Rust is hard as it is, creating a developer environment where stepping through code paths of unknown deps will just make it even harder. My hard-drive will be very happy though :)

Statically compiling has its advantage too. Tradeoffs everywhere.

I think the long term success of rust depends on solving this problem of defining an ABI with many if not all of the safety guarantees that the compiler implements. While clearly nontrivial, it *feels* solvable. For safety's sake I hope it is. Rust compile times were an immediate annoyance for my first steps.

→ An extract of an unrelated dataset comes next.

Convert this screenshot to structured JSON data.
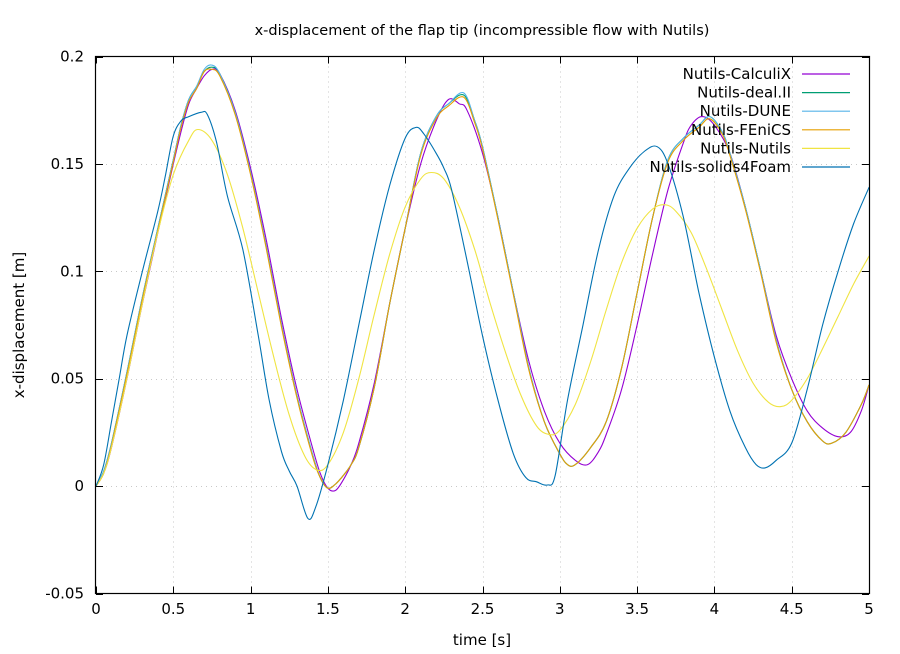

I'm maybe mislead by i heard that C++ have simillar problem with more advanced features, so binary libaries are at least limited ? Maybe it is unavoidable price of advancement ? I'm not sure why compiling from a source must increase binary size, i woudl say contrary, At first glance it allow to limit instantiations of generic functions, to actually used, also allow futher optimizations and better unsed code elimination. Other thing is that C programs depend on libc beeing on system already, so size will be biger, but app will be more independent on libc version changes etc.

One interesting thing that a stable rust ABI could lead to is more closed source libraries and proprietary adoption. Since companies does not always like to share their source code they need to use the C ABI with the pitfalls you mentioned. Sure, NDAs and contracts with vendor specific cargo registries might be a reasonable approach, but not all companies want to take the risk anyways. Whether this would be good or bad, will lead to increased or decreased usage of rust and open source in the industry i don't know.

Every time someone says that Rust is awesome, they invariably follow it up by immediately listing a bunch of reasons why it is not.

technically Rust does statically link libraries after compiling them locally in your project for the fist time unless you tell it to recompile. This is to make it so you don't rebuild it all from scratch every time.

Compiling in rust has never taken me more than a couple minutes in release mode, the example you showed was only 66 crates, ive had to compile much more than that.

Phrased using an other terminology, C library functions get _linked_ while Rust library functions get _embedded._

The more I discover Rust, the more I think it's one of those ideas that seem brilliant on paper, but turn out to be hellish in reality. Despite the efforts made to promote Rust, this language will never be used on a large scale because it will crash headfirst into the wall of reality.

It was always clear that Mozilla would introduce huge deal breakers. I'm sticking to C.

And than the compiler get's mad at you ... Actually the compiler tries to help you. Much more pleasant than cryptic C++ compiler errors.

It would be perfect for an embedded system where you’d have to put the binaries in the memory anyways, but I can’t imagine every program in the OS bringing their own copy of the glibc. That would be crazy.